- Outfielder
- Born: January 18, 1904 Baraboo, Wisconsin, U.S.
- Died: September 17, 1935 (aged 31) Etobicoke, Ontario, Canada
- Batted: LeftThrew: Right

MLB debut
- April 12, 1932, for the New York Giants

Last MLB appearance
- September 15, 1935, for the Brooklyn Dodgers

MLB statistics
- Batting average: .297
- Home runs: 22
- Runs batted in: 114
- Stats at Baseball Reference

Teams
- New York Giants (1932); Brooklyn Dodgers (1934–1935);

= Len Koenecke =

American baseball player (1904-1935)

Leonard George Koenecke (January 18, 1904 – September 17, 1935) was an American professional baseball player who played Major League Baseball for the Brooklyn Dodgers and the New York Giants. He died of a blow to the head mid-flight at the hands of the pilot and a passenger after attempting to take control of an aircraft he had chartered.

==Early life==
Koenecke was the son of a locomotive engineer and had worked as a fireman for the Chicago & Northwestern Railroad.

==Minor league career==
Koenecke made his professional debut for the Moline Plowboys in the Mississippi Valley League in 1927.

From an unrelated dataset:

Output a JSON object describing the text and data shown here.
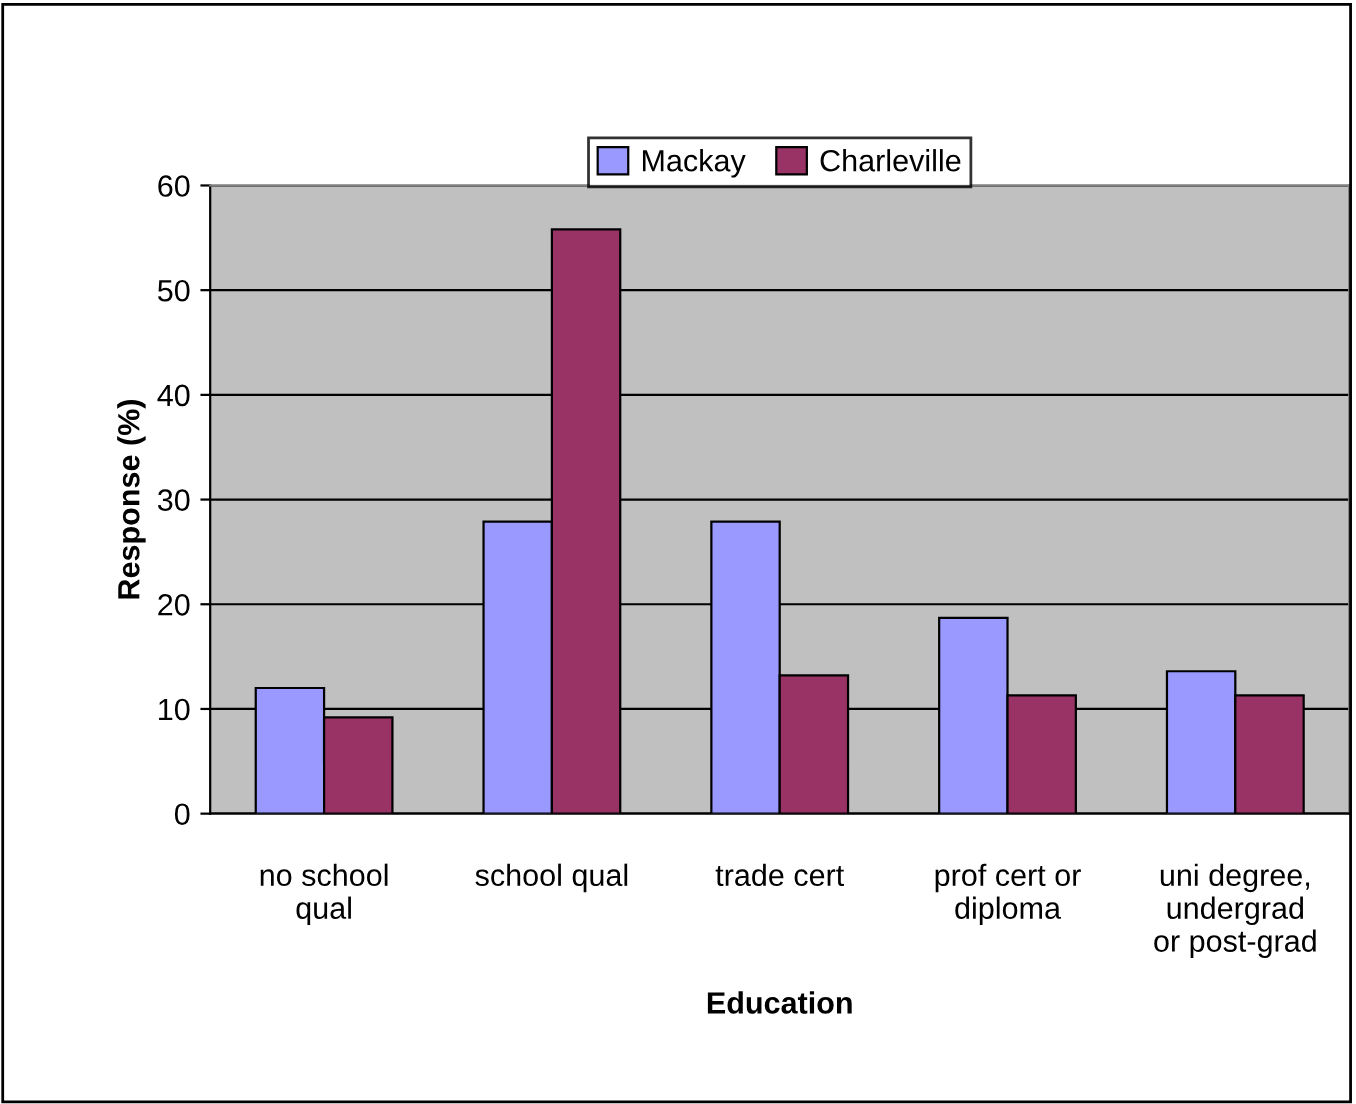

In 1928 he joined Indianapolis in the American Association.

==Major League career==
After several seasons with Indianapolis, Koenecke was signed to the New York Giants in December 1931 in a deal worth $75,000. Manager John McGraw predicted he would "be a bright star in the National League". He played just the one season with the Giants. Koenecke made his debut for the Giants, going hitless against the Philadelphia Phillies on April 12, 1932.

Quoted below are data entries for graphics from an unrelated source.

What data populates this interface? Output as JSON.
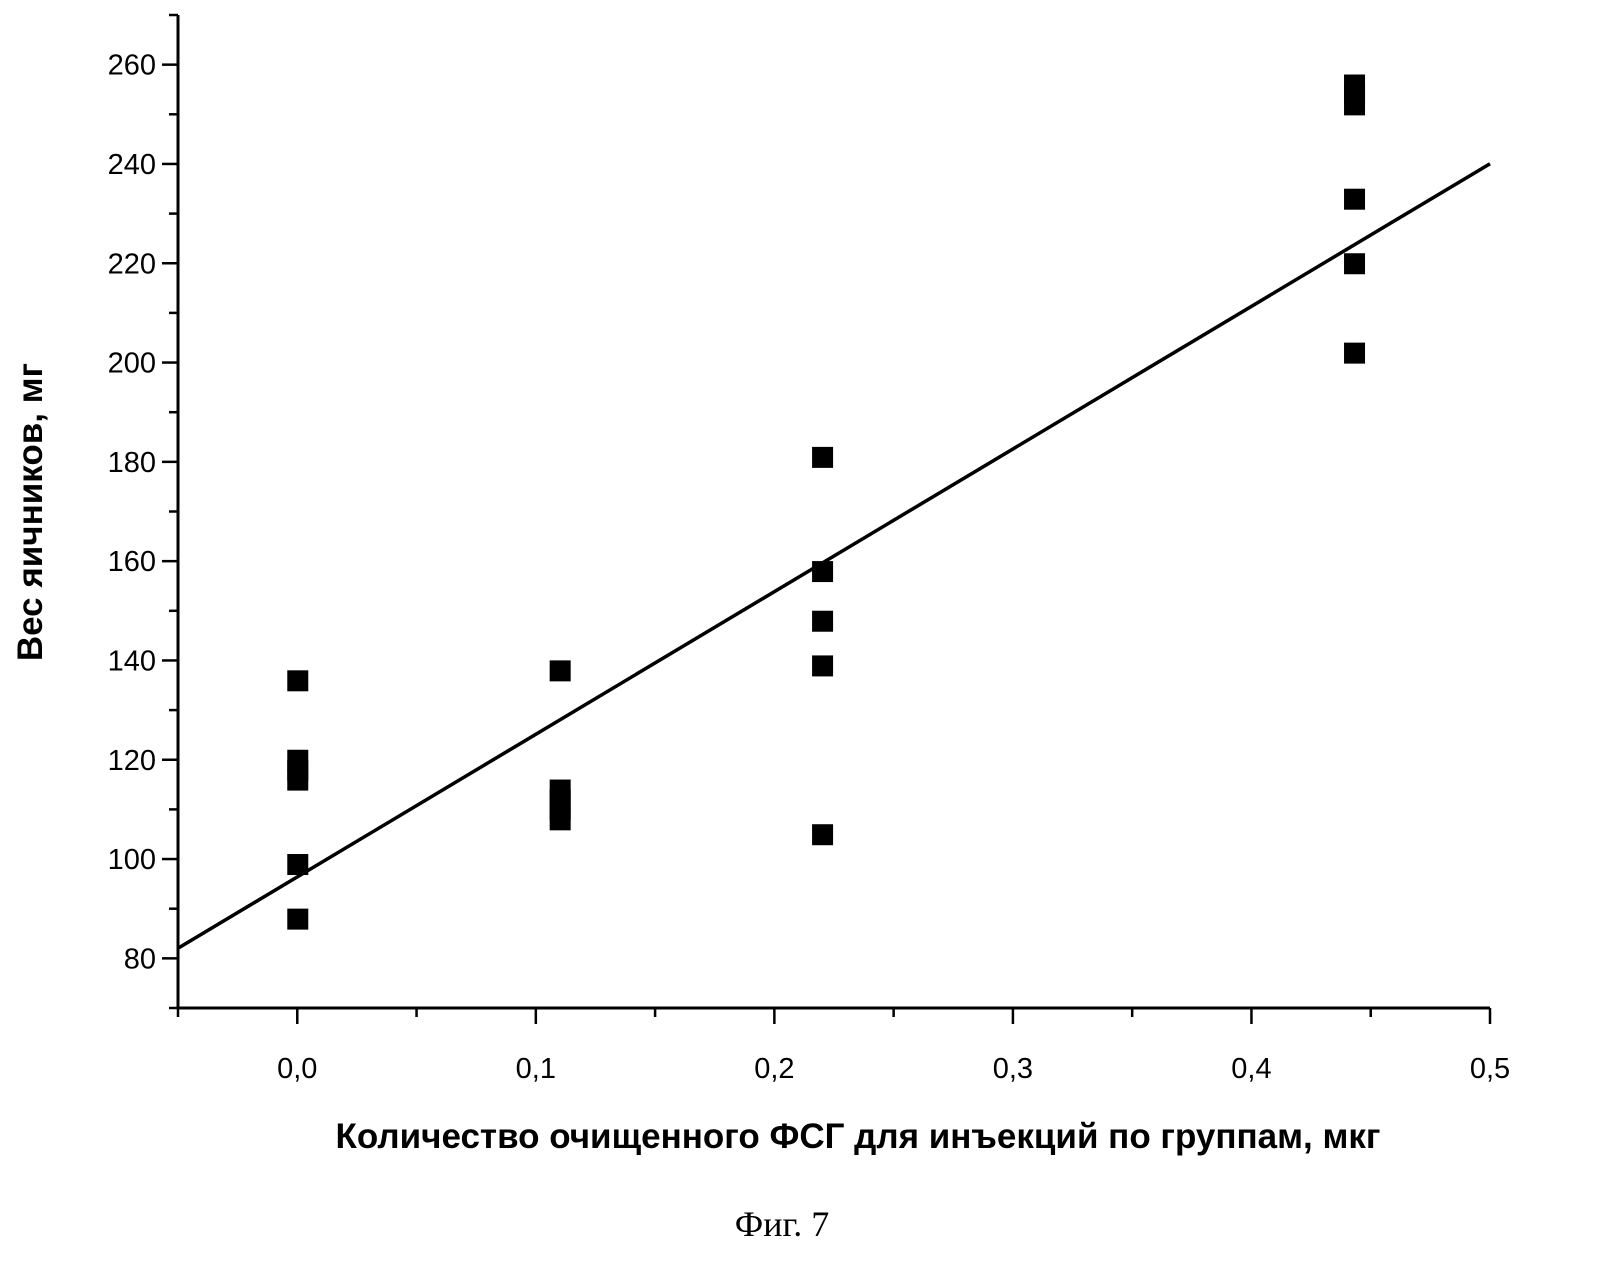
{
  "chart_data": {
    "type": "scatter",
    "title": "",
    "xlabel": "Количество очищенного ФСГ для инъекций по группам, мкг",
    "ylabel": "Вес яичников, мг",
    "caption": "Фиг. 7",
    "xlim": [
      -0.05,
      0.5
    ],
    "ylim": [
      70,
      270
    ],
    "grid": false,
    "x_ticks": [
      0.0,
      0.1,
      0.2,
      0.3,
      0.4,
      0.5
    ],
    "x_tick_labels": [
      "0,0",
      "0,1",
      "0,2",
      "0,3",
      "0,4",
      "0,5"
    ],
    "y_ticks": [
      80,
      100,
      120,
      140,
      160,
      180,
      200,
      220,
      240,
      260
    ],
    "y_tick_labels": [
      "80",
      "100",
      "120",
      "140",
      "160",
      "180",
      "200",
      "220",
      "240",
      "260"
    ],
    "series": [
      {
        "name": "data",
        "marker": "square",
        "color": "#000000",
        "points": [
          [
            0.0,
            136
          ],
          [
            0.0,
            120
          ],
          [
            0.0,
            118
          ],
          [
            0.0,
            116
          ],
          [
            0.0,
            99
          ],
          [
            0.0,
            88
          ],
          [
            0.11,
            138
          ],
          [
            0.11,
            114
          ],
          [
            0.11,
            112
          ],
          [
            0.11,
            110
          ],
          [
            0.11,
            108
          ],
          [
            0.22,
            181
          ],
          [
            0.22,
            158
          ],
          [
            0.22,
            148
          ],
          [
            0.22,
            139
          ],
          [
            0.22,
            105
          ],
          [
            0.443,
            256
          ],
          [
            0.443,
            254
          ],
          [
            0.443,
            252
          ],
          [
            0.443,
            233
          ],
          [
            0.443,
            220
          ],
          [
            0.443,
            202
          ]
        ]
      }
    ],
    "fit_line": {
      "name": "linear fit",
      "slope": 287.3,
      "intercept": 96.4,
      "x_range": [
        -0.05,
        0.5
      ]
    }
  }
}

In 1933, playing for the International League Buffalo Bisons, he hit .334 and had 100 runs batted in with eight home runs. In 1934, Koenecke joined the Brooklyn Dodgers, where in his first season he hit .320 with 14 home runs, 73 RBIs and set a National League fielding record with a percentage of .994. His second season saw a decline in his onfield performance and he was cut on September 16, 1935, during the middle of a road trip after a game in Chicago.

Just one day later, he would be dead.

==Death==
The Dodgers were in St. Louis preparing for a series against the Cardinals when Koenecke was informed that his season was over. Koenecke caught an American Airlines flight back to New York City via Chicago and Detroit. During the flight, he drank a quart (946 ml) of whiskey and became very drunk. After Koenecke had harassed other passengers and struck a stewardess, the pilot had to sit on him to restrain him while he was shackled to his seat. He was removed unconscious from the flight in Detroit. After sleeping on a chair in the airport, he chartered a flight to Buffalo in the hopes of rejoining the Bisons. En route, he had a disagreement with the pilot and a passenger, and attempted to take control of the aircraft.

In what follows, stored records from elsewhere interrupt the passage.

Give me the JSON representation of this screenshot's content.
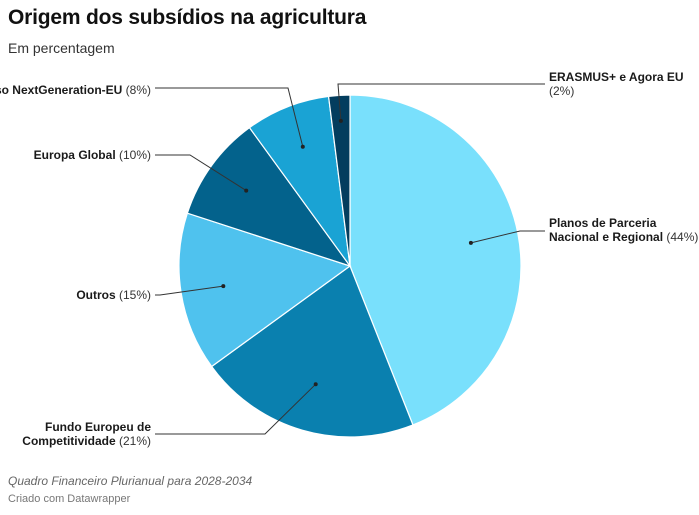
{
  "header": {
    "title": "Origem dos subsídios na agricultura",
    "subtitle": "Em percentagem"
  },
  "footer": {
    "note": "Quadro Financeiro Plurianual para 2028-2034",
    "credit": "Criado com Datawrapper"
  },
  "chart_data": {
    "type": "pie",
    "title": "Origem dos subsídios na agricultura",
    "subtitle": "Em percentagem",
    "slices": [
      {
        "label": "Planos de Parceria Nacional e Regional",
        "value": 44,
        "value_label": "(44%)",
        "color": "#79E0FC"
      },
      {
        "label": "Fundo Europeu de Competitividade",
        "value": 21,
        "value_label": "(21%)",
        "color": "#0A80AF"
      },
      {
        "label": "Outros",
        "value": 15,
        "value_label": "(15%)",
        "color": "#4FC2EE"
      },
      {
        "label": "Europa Global",
        "value": 10,
        "value_label": "(10%)",
        "color": "#03628C"
      },
      {
        "label": "Reebolso NextGeneration-EU",
        "value": 8,
        "value_label": "(8%)",
        "color": "#1AA3D4"
      },
      {
        "label": "ERASMUS+ e Agora EU",
        "value": 2,
        "value_label": "(2%)",
        "color": "#033D5E"
      }
    ]
  }
}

In order to avoid a crash, Koenecke was hit over the head with a fire extinguisher by both the pilot, William Joseph Mulqueeney, who had left his controls, and the other passenger, Irwin Davis. Now lost in Canadian airspace, Mulqueeney made an emergency landing at Long Branch Racetrack in Etobicoke, Ontario, Canada where it was found that Koenecke had died of a cerebral hemorrhage. The two men were charged with manslaughter but were found not liable by a coroner's jury soon after.

He was buried in Mount Repose Cemetery at Friendship, Wisconsin.

==In popular culture==
Koenecke's death was referenced in season 5, episode 7 of the animated TV series Archer, "Smuggler's Blues".